What should patients do in the meantime?
- Call ahead: Confirm whether your hospital is accepting SHA or requires cash.
- Ask about referrals: If a service isn’t available on credit, request a referral to a public facility or another provider.
- Keep receipts and documents: If you pay out of pocket, retain paperwork in case reimbursements resume.

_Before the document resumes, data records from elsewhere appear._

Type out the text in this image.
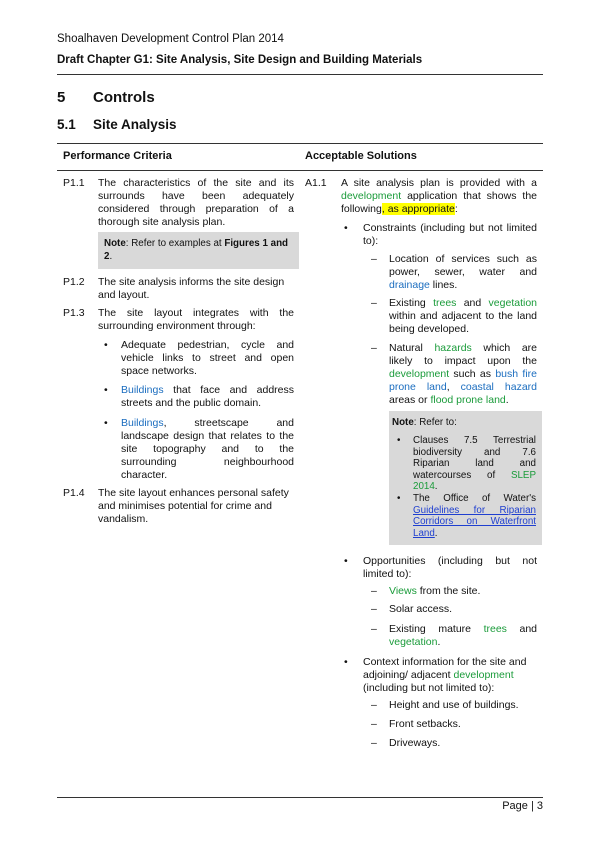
Shoalhaven Development Control Plan 2014
Draft Chapter G1: Site Analysis, Site Design and Building Materials
5 Controls
5.1 Site Analysis
Performance Criteria	Acceptable Solutions
P1.1 The characteristics of the site and its surrounds have been adequately considered through preparation of a thorough site analysis plan.
Note: Refer to examples at Figures 1 and 2.
P1.2 The site analysis informs the site design and layout.
P1.3 The site layout integrates with the surrounding environment through:
• Adequate pedestrian, cycle and vehicle links to street and open space networks.
• Buildings that face and address streets and the public domain.
• Buildings, streetscape and landscape design that relates to the site topography and to the surrounding neighbourhood character.
P1.4 The site layout enhances personal safety and minimises potential for crime and vandalism.
A1.1 A site analysis plan is provided with a development application that shows the following, as appropriate:
• Constraints (including but not limited to):
– Location of services such as power, sewer, water and drainage lines.
– Existing trees and vegetation within and adjacent to the land being developed.
– Natural hazards which are likely to impact upon the development such as bush fire prone land, coastal hazard areas or flood prone land.
Note: Refer to:
• Clauses 7.5 Terrestrial biodiversity and 7.6 Riparian land and watercourses of SLEP 2014.
• The Office of Water's Guidelines for Riparian Corridors on Waterfront Land.
• Opportunities (including but not limited to):
– Views from the site.
– Solar access.
– Existing mature trees and vegetation.
• Context information for the site and adjoining/ adjacent development (including but not limited to):
– Height and use of buildings.
– Front setbacks.
– Driveways.
Page | 3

What RUPHA and hospitals want
The association’s demands have been consistent: clear verified arrears, streamline the reimbursement model, and fix claim-processing systems so hospitals can plan, stock up, and pay staff on time. Today’s step—stopping SHA services in private hospitals—appears designed to force a rapid fix by making the pain of delays visible at the point of care.
What to watch next
Will the government announce a fresh payment schedule? Will partial settlements restart services quickly? And can SHA’s claims platform be stabilized to stop new backlogs from forming? Those answers will determine how long this cash-first reality lasts—and how confident hospitals feel about staying in the scheme. For now, Kenyans should prepare for short-term disruptions while hoping for a swift, credible plan to pay down the debt and reboot trust.